Thank you. The likelihood of identifying an effective intervention is higher as the interventions are evaluated concurrently. Thus, an ideal way to examine the real effect would be to conduct a large multicenter, multiple arms (high dose LT4, normal dose LT4, T3, and placebo) double blind randomized controlled trial in patients with TRBD.

2- The subsection 4.3. Clinical Practice should be renamed as Clinical Recommendations.

Thank you. Done.

Author Response File: Author Response.docx

Reviewer 2 Report

The current systematic review presents a solid methodology and discussion. Although very few studies were included, this was the consequence of a thorough database search and study selection, and the limitations are described more than once by the authors, in a critical analysis manner. Nevertheless, I advise for a few modifications before acceptance for publication:

-        - Improve the quality of figure 1, “Flow diagram”, and also its caption (better, more thorough description of what is depicted);

-        - Table 2 B has numbers colored in blue, remove the coloring;

-        - Using so many abbreviations becomes confusing for the reader, you should write the full words whenever you can;

-        - In section title “3.2. Bipolar Depression:” remove the “:” at the end;

-        - In the introduction section do a figure regarding the pathophysiology and current treatment of bipolar disorder, for better understanding;

-        - In the conclusion section, suggest what could/should be done in order to uniformize the protocols of clinical trials, for them to be more easily directly comparable.

Author Response

The current systematic review presents a solid methodology and discussion. Although very few studies were included, this was the consequence of a thorough database search and study selection, and the limitations are described more than once by the authors, in a critical analysis manner. Nevertheless, I advise for a few modifications before acceptance for publication:

-        - Improve the quality of figure 1, “Flow diagram”, and also its caption (better, more thorough description of what is depicted);

Thank you. We have updated the flow diagram. 

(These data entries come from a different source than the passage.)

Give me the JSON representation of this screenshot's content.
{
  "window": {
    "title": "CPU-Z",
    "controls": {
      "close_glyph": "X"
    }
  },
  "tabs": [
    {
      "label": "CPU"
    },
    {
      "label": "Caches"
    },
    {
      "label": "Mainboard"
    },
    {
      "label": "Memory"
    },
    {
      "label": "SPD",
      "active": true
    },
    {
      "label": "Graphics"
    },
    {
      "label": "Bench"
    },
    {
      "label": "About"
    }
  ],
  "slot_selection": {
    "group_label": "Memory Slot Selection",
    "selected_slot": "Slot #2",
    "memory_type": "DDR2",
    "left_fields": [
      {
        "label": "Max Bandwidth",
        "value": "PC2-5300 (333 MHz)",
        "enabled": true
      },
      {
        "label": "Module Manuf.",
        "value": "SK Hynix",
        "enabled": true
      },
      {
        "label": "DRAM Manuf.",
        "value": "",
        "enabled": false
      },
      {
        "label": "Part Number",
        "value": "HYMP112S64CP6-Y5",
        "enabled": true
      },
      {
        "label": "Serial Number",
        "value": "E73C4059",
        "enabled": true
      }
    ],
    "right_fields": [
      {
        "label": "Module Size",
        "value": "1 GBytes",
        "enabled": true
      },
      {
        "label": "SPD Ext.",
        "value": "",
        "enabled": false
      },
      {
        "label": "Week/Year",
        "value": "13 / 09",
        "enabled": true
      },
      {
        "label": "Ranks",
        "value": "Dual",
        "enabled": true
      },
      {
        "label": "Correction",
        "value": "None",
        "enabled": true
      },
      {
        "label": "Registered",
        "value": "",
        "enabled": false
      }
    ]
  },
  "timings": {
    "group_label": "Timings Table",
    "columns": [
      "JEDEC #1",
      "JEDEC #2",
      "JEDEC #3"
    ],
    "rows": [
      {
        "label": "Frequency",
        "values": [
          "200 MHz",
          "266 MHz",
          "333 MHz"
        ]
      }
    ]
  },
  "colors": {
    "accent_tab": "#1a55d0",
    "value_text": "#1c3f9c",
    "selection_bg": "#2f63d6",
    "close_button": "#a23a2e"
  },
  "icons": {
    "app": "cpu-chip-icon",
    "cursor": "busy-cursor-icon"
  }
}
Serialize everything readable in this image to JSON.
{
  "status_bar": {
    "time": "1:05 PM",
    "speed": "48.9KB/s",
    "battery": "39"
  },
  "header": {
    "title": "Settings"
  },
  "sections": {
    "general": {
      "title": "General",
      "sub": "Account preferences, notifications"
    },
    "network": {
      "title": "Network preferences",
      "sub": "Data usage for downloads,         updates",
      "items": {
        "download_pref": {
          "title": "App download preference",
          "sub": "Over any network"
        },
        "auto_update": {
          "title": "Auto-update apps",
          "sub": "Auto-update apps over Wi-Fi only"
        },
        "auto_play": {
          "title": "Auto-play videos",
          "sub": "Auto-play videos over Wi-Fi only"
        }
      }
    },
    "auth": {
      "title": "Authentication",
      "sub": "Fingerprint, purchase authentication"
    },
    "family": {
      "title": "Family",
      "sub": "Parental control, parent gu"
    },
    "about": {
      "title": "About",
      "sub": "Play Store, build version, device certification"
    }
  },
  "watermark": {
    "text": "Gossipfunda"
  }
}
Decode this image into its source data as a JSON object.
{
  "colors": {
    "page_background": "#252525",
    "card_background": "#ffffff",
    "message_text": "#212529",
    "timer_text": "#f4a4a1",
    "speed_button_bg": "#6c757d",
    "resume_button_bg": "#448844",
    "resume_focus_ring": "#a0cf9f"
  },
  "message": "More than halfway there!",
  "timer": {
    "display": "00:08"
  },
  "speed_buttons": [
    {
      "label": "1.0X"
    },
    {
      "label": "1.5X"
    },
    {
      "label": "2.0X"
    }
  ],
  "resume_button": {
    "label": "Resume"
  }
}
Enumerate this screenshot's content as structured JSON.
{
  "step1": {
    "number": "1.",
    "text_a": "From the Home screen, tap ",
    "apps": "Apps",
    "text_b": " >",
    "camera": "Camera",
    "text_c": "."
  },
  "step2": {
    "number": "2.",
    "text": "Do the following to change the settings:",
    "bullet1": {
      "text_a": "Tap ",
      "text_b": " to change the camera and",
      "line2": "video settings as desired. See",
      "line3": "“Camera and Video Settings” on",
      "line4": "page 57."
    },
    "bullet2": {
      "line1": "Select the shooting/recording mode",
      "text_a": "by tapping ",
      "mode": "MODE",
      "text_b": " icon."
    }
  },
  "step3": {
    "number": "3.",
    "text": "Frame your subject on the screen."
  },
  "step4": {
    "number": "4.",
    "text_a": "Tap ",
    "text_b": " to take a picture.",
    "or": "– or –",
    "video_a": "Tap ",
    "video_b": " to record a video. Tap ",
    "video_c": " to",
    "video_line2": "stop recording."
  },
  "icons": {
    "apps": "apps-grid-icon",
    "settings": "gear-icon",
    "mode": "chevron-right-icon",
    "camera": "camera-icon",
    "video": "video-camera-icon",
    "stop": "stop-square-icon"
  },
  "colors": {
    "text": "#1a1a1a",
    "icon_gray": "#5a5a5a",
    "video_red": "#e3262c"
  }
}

-        - Table 2 B has numbers colored in blue, remove the coloring;

Thank you. Done.

-        - Using so many abbreviations becomes confusing for the reader, you should write the full words whenever you can;

Thank you. We have removed THA and RCBD.

-        - In section title “3.2. Bipolar Depression:” remove the “:” at the end;

Thank you. Done.

-        - In the introduction section do a figure regarding the pathophysiology and current treatment of bipolar disorder, for better understanding;

Thank you for the suggestion. We have added a figure (Figure-1) highlighting current FDA approved treatments for bipolar disorder. It is difficult to produce one figure which could explain the pathophysiology of bipolar disorder and we are not sure if that would add anything extra to the review. Thus, we kindly decided against creating a figure for pathophysiology.

-        - In the conclusion section, suggest what could/should be done in order to uniformize the protocols of clinical trials, for them to be more easily directly comparable.

Thank you. The likelihood of identifying an effective intervention is higher if the interventions are evaluated concurrently. Thus, an ideal way to examine the real effect of TH augmentation would be to conduct a large multicenter, multiple arms (high dose LT4, normal dose LT4, T3, and placebo) double-blind RCT in patients with moderate-severe TRBD.